5. Venture Beyond (ie keep going)
As I mentioned above, most people don’t make it very far into the canyon. The hike is one of the busiest in the park, but only for the first 2 miles or so. Past mile 2, the crowds start to thin, and past mile 3 we ended up having parts of the trail to ourselves. Once we ventured beyond mile 4 we actually didn’t see a soul. So, keep hiking and you may have the trail to yourself for a bit. In order to see Wall Street (the most famous narrow section with towering walls section), you must hike at least 3 miles in (6 miles roundtrip).
It’s hard work hiking through water, and takes much longer than you think.
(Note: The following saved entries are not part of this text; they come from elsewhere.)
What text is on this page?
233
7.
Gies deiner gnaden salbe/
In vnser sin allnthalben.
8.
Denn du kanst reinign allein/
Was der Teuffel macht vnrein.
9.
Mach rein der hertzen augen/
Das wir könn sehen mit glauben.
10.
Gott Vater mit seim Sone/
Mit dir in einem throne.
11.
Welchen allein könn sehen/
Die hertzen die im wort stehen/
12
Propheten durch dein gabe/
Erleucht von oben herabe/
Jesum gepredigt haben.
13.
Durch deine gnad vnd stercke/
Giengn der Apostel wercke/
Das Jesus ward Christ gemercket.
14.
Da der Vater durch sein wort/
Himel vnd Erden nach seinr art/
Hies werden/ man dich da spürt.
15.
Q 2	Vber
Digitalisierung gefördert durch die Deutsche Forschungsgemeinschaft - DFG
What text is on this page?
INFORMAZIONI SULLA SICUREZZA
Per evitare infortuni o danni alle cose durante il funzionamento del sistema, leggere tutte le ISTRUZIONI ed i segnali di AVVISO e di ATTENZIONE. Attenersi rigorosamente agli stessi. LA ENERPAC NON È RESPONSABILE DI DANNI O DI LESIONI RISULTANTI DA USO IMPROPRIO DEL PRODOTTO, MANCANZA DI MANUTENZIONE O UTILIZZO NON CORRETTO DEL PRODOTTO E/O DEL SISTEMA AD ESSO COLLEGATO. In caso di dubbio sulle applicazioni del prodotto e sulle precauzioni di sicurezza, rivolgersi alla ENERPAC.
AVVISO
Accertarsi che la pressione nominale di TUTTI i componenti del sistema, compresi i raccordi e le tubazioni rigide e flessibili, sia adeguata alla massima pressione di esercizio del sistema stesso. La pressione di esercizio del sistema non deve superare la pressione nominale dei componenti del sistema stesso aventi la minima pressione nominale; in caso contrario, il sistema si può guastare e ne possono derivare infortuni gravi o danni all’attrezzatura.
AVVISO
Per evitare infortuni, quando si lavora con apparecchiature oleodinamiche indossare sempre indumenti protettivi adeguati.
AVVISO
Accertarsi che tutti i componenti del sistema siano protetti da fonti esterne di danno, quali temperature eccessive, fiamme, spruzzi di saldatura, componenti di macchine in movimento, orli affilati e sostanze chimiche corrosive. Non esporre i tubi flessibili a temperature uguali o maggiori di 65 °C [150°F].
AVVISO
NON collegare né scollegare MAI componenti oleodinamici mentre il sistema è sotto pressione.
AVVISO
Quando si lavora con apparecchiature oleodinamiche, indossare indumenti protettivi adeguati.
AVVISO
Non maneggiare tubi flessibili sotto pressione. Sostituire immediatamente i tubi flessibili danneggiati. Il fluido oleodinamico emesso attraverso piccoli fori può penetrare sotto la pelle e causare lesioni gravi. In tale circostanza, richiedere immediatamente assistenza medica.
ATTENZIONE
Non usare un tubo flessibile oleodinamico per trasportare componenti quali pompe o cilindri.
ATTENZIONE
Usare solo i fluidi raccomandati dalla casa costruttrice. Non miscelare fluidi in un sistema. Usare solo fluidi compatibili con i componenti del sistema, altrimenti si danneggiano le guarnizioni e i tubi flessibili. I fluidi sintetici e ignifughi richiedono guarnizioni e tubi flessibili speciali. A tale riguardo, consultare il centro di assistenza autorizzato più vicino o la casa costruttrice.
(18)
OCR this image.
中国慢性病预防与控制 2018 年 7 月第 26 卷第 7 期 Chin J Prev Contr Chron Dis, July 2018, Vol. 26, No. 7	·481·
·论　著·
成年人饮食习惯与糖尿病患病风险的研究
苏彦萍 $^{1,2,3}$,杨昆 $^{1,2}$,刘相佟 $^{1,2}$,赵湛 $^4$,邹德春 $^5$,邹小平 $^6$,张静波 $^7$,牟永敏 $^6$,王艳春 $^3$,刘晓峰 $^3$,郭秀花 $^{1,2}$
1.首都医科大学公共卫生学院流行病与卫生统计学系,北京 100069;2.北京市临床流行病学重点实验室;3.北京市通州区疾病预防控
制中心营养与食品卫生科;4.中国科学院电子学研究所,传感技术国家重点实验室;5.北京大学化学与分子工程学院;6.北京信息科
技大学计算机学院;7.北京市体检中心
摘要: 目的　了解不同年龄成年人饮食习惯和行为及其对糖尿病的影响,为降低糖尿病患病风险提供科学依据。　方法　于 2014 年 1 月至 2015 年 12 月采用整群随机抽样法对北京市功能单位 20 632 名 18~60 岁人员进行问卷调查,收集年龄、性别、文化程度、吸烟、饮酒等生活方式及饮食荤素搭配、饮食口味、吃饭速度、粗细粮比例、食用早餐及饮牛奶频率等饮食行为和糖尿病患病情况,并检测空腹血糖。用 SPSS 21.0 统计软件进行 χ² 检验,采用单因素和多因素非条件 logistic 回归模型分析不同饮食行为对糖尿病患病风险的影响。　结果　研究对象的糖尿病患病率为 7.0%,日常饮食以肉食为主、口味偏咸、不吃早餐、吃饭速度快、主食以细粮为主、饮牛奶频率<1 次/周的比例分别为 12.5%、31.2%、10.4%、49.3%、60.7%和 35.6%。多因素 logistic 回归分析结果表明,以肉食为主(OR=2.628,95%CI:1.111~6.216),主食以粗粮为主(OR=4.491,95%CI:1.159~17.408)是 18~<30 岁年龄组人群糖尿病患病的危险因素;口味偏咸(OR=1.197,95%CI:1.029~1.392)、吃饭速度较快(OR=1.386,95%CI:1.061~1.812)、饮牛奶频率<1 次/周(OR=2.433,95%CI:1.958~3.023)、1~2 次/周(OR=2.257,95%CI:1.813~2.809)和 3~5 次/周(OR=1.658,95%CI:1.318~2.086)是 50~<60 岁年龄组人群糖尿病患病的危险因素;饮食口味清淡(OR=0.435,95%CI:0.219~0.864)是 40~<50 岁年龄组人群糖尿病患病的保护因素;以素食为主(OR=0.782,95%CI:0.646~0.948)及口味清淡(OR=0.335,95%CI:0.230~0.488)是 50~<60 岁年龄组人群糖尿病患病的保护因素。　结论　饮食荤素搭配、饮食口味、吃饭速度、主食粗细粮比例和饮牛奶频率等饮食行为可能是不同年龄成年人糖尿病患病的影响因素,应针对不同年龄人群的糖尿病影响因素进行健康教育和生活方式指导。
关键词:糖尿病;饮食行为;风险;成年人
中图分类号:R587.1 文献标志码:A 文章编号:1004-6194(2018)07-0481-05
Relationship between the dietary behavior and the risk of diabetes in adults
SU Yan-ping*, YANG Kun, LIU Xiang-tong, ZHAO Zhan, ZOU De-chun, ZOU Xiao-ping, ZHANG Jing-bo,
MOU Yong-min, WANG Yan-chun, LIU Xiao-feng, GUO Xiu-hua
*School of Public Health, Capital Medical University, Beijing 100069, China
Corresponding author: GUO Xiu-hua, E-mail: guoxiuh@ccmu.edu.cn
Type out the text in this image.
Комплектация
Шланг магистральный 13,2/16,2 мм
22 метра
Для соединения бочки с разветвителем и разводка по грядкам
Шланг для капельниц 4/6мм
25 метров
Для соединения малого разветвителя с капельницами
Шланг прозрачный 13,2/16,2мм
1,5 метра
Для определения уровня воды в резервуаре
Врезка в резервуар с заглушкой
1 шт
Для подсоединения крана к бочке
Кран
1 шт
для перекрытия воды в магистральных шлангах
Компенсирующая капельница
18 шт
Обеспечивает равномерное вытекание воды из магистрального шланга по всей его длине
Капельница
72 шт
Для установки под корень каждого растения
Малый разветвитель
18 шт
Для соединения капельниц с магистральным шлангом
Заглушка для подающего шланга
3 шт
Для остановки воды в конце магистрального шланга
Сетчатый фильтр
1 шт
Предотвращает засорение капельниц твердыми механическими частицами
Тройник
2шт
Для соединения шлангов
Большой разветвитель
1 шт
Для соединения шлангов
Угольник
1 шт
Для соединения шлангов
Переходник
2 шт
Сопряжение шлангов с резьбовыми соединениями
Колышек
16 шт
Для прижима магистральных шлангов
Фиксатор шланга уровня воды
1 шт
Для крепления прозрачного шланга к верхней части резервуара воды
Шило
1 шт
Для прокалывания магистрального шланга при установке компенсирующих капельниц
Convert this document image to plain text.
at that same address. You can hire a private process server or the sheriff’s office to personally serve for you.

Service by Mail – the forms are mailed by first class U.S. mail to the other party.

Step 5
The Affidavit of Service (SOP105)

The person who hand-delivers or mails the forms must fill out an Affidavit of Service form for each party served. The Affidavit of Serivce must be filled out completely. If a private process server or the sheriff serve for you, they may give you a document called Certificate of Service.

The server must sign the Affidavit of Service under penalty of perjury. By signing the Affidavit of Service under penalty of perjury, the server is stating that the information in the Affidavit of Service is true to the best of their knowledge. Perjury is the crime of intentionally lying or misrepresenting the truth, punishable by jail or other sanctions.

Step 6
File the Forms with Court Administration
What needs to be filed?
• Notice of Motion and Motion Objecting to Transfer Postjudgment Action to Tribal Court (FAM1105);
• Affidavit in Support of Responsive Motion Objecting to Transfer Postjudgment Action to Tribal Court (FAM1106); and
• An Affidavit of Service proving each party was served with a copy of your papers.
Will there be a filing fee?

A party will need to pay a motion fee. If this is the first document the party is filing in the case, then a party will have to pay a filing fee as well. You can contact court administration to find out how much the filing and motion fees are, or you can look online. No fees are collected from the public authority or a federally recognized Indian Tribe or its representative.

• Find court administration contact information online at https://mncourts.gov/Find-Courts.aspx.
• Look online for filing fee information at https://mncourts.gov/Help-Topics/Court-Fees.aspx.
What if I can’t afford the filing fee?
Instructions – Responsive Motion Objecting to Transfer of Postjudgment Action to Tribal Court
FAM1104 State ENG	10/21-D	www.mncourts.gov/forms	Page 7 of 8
Even with our gear, our pace ended up being about 2 miles per hour including photography and snack stops and we were moving quite a bit faster than many other folks.
6. Bring Snacks
This is a given if you have type 1 diabetes (like me), but really it’s a good idea for everyone to bring snacks. I wasn’t expecting to be as tired as I was hiking in water. Breaks to snack on bars were helpful in keeping my energy levels up and preventing hypoglycemia. I’m a fan of honey stinger gels for hypos and cliff bars for mid-hike snacks. While there are spots to post up and make a sandwich, it was easier to rely on bars, which had the added benefit of not getting soggy if exposed to water.
It’s easy to get dehydrated in the desert in the summer, even when you’re hiking in cool water. I may not have consumed enough water as I ended the evening with a pounding headache (not fun). Bring at least 3 liters of water if you’re planning to hike the whole 10 miles. Oh and remember to actually drink water as you go. Hydration packs like those made by Platypus or Camelbak are really great options for staying hydrated on any hike.
8. Bring a Buddy or Don’t
While this is definitely a hike I would feel comfortable doing on my own, it’s always more fun with a friend. If you do decide to head out on your own, make sure to let someone know where you are headed and when to get concerned if they don’t hear from you.
The sun is strong in the summer, and spending a couple hours hiking in water under the sun requires good sun protection. Make sure to apply a good waterproof sunscreen and a hat is recommended for extra protection. Nothing like a nasty sunburn to ruin a fun vacation.